When the first edition of Raincoast Chronicles was produced by a couple of novice publishers in the unlikely location of Pender Harbour in 1972, it boldly announced that it was going “to put BC character on the record.” Printed in sepia ink and decorated with the rococo flourishes characteristic of that extravagant era, the unclassifiable journal-c*m-serial-book about life on the BC coast struck a nerve and in time became something very close to what it set out to be—a touchstone of British Columbia identity. Soon the term “Raincoast,” which had been coined by the editors, was appearing on boats, puppet theatres, interior decorating firms and at least one other publishing enterprise.
Raincoast Chronicles also created another publishing enterprise—Harbour Publishing. Many of the stories that started out as articles in the Chronicles grew into books and so the White family was more or less forced to get into book publishing to deal with them. That undertaking went on to publish some six hundred books (and counting!) about every possible aspect of BC and, in 2014, celebrated its fortieth anniversary in the biz. To honour that occasion this special double issue of Raincoast Chronicles takes a tour down memory lane, selecting a trove of the most outstanding stories in all those Harbour books and republishing them in one volume.

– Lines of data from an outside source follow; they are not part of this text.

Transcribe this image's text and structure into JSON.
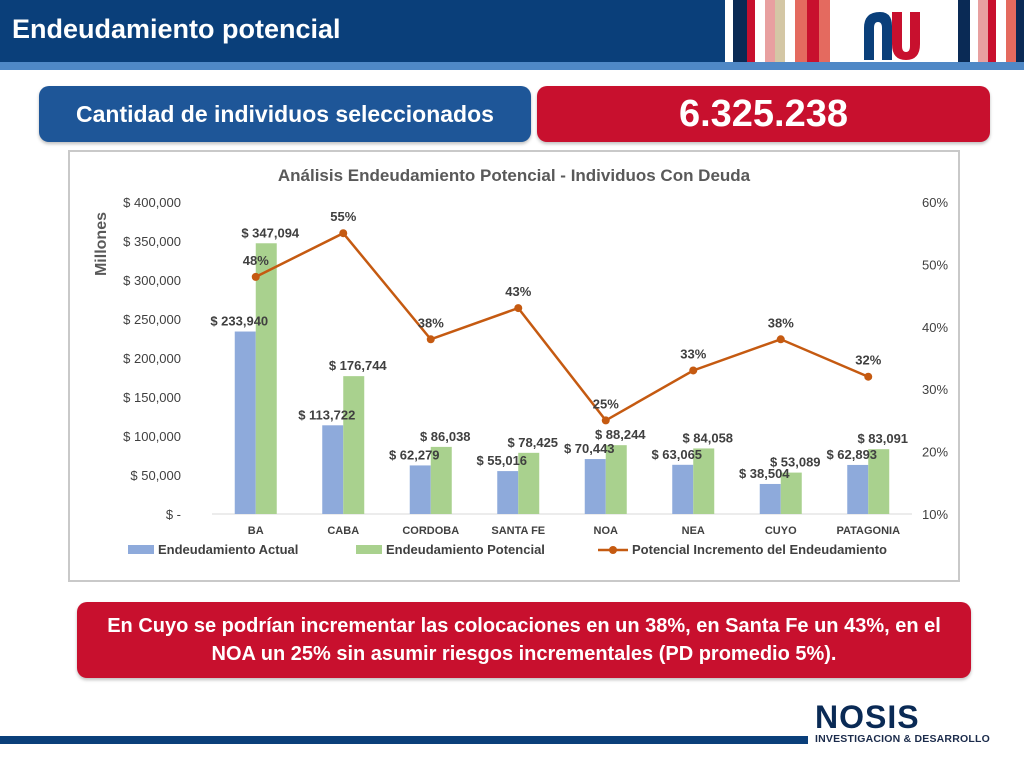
{
  "header": {
    "title": "Endeudamiento potencial"
  },
  "kpi": {
    "label": "Cantidad de individuos seleccionados",
    "value": "6.325.238"
  },
  "note": {
    "text": "En Cuyo se podrían incrementar las colocaciones en un 38%, en Santa Fe un 43%, en el NOA un 25% sin asumir riesgos incrementales (PD promedio 5%)."
  },
  "footer": {
    "brand": "NOSIS",
    "subtitle": "INVESTIGACION & DESARROLLO"
  },
  "colors": {
    "header_blue": "#0a3f7a",
    "accent_red": "#c8102e",
    "series_actual": "#8eaadb",
    "series_potential": "#a9d18e",
    "series_line": "#c55a11"
  },
  "chart_data": {
    "type": "bar",
    "title": "Análisis Endeudamiento Potencial - Individuos Con Deuda",
    "ylabel": "Millones",
    "categories": [
      "BA",
      "CABA",
      "CORDOBA",
      "SANTA FE",
      "NOA",
      "NEA",
      "CUYO",
      "PATAGONIA"
    ],
    "ylim": [
      0,
      400000
    ],
    "y_ticks": [
      "$ -",
      "$ 50,000",
      "$ 100,000",
      "$ 150,000",
      "$ 200,000",
      "$ 250,000",
      "$ 300,000",
      "$ 350,000",
      "$ 400,000"
    ],
    "y2lim": [
      10,
      60
    ],
    "y2_ticks": [
      "10%",
      "20%",
      "30%",
      "40%",
      "50%",
      "60%"
    ],
    "series": [
      {
        "name": "Endeudamiento Actual",
        "type": "bar",
        "values": [
          233940,
          113722,
          62279,
          55016,
          70443,
          63065,
          38504,
          62893
        ],
        "labels": [
          "$ 233,940",
          "$ 113,722",
          "$ 62,279",
          "$ 55,016",
          "$ 70,443",
          "$ 63,065",
          "$ 38,504",
          "$ 62,893"
        ]
      },
      {
        "name": "Endeudamiento Potencial",
        "type": "bar",
        "values": [
          347094,
          176744,
          86038,
          78425,
          88244,
          84058,
          53089,
          83091
        ],
        "labels": [
          "$ 347,094",
          "$ 176,744",
          "$ 86,038",
          "$ 78,425",
          "$ 88,244",
          "$ 84,058",
          "$ 53,089",
          "$ 83,091"
        ]
      },
      {
        "name": "Potencial Incremento del Endeudamiento",
        "type": "line",
        "axis": "right",
        "values": [
          48,
          55,
          38,
          43,
          25,
          33,
          38,
          32
        ],
        "labels": [
          "48%",
          "55%",
          "38%",
          "43%",
          "25%",
          "33%",
          "38%",
          "32%"
        ]
      }
    ],
    "legend": "bottom",
    "grid": false
  }
}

Here are some of Canada’s most exciting and iconic writers—Al Purdy, Anne Cameron, Edith Iglauer, Patrick Lane and Grant Lawrence, to start a long list. Here also are stories of disasters at sea, scarcely believable bush plane feats, eerie events at coastal ghost towns and a First Nations elder who has seen so many sasquatches he finds them sort of boring. Full of great drawings and photos, this jumbo anniversary edition of Raincoast Chronicles is a feast of great Pacific Northwest storytelling.